Um novo vírus, denominado Maverick, está se espalhando pelas conversas do WhatsApp, abrangendo tanto a versão Web quanto a versão para dispositivos móveis, focando especialmente no público brasileiro. Este trojan (software malicioso) utiliza técnicas avançadas para roubar dados bancários e informações de clientes de diversas bancos e corretoras de criptomoedas operando no Brasil.
Como Funciona o Ataque no WhatsApp
De acordo com informações da Kaspersky, o vírus se disfarça como um arquivo no formato .zip, que contém um atalho com a extensão .LNK. Quando o arquivo é aberto, ele verifica as configurações do sistema, como fuso horário, idioma, região e formato de data/hora.
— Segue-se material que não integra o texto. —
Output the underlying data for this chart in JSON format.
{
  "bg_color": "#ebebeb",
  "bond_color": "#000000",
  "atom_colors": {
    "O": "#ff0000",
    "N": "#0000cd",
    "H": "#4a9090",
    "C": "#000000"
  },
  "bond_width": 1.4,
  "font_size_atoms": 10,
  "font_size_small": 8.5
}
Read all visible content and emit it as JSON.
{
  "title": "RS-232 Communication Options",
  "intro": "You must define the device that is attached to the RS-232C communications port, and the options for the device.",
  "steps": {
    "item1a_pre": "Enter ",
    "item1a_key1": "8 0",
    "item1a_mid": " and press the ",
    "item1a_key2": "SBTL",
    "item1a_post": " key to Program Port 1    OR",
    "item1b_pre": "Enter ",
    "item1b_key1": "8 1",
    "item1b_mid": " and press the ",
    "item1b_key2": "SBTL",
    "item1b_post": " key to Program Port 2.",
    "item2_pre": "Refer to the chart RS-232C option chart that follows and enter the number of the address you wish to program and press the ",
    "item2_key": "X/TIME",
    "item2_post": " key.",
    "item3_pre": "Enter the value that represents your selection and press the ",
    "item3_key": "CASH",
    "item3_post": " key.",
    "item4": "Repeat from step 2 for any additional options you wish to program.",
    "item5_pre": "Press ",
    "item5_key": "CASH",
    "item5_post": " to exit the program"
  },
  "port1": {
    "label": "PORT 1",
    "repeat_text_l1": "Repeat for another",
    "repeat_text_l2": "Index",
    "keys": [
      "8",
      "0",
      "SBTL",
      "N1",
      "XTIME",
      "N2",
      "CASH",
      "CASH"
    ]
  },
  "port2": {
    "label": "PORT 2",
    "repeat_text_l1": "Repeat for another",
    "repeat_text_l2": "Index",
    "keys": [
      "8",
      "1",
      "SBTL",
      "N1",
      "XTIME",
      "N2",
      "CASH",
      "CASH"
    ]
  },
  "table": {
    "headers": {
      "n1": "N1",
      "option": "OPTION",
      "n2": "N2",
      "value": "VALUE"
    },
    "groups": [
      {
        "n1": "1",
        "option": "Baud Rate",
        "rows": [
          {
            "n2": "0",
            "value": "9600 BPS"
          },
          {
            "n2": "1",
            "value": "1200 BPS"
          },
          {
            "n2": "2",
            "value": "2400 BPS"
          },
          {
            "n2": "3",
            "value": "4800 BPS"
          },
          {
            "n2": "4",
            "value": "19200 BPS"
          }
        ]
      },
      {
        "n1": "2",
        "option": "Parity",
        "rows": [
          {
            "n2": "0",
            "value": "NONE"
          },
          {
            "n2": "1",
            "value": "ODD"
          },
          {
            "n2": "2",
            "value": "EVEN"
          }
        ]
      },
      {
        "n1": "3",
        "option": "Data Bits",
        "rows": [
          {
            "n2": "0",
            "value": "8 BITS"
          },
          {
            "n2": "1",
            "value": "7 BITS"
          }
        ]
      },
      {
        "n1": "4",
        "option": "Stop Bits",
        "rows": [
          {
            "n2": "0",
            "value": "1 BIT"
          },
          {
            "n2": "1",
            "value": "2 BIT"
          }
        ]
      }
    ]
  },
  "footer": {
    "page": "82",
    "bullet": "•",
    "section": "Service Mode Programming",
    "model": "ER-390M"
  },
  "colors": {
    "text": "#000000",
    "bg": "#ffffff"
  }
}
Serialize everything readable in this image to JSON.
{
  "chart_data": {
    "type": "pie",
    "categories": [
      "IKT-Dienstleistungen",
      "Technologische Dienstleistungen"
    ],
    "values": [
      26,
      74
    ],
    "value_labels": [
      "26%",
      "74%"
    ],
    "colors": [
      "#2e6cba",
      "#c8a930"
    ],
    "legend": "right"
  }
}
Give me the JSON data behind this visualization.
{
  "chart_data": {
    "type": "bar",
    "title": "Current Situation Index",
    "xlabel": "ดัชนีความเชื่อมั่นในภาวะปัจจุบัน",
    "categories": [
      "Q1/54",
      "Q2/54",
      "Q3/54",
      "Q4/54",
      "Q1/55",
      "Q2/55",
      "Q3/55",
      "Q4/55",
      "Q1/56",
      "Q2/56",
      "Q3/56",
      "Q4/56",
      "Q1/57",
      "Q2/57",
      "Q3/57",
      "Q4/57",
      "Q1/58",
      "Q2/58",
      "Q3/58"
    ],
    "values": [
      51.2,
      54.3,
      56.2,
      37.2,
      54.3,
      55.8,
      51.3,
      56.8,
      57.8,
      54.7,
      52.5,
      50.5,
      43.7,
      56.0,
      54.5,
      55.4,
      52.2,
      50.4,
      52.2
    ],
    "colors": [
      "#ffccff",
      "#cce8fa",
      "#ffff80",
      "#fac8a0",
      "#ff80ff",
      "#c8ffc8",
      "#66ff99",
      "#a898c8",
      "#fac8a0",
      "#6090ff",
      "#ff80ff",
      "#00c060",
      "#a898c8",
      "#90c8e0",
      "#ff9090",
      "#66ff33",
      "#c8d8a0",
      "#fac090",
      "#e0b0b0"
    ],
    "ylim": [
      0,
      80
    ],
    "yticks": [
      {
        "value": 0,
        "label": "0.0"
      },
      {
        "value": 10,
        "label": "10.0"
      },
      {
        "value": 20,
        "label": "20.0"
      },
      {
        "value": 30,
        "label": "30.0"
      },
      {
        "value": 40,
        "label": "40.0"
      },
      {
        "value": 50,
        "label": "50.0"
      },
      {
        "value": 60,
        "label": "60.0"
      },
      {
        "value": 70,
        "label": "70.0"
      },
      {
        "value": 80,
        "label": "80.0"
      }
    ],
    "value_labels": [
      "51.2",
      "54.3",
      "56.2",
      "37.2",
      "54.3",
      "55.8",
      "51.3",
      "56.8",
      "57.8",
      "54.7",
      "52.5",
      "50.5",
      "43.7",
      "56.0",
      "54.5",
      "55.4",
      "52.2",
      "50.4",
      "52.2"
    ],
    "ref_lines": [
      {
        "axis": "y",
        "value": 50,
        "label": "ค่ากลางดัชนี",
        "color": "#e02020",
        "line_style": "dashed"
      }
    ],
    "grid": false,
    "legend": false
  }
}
Se o computador não estiver configurado para as configurações brasileiras, a infecção não acontece.
Ao abrir o arquivo, a vítima visualiza uma mensagem que informa: “Visualização permitida somente em computadores. Caso esteja utilizando o navegador Chrome, poderá ser solicitado para ‘Manter’ o arquivo, por se tratar de um arquivo zipado.”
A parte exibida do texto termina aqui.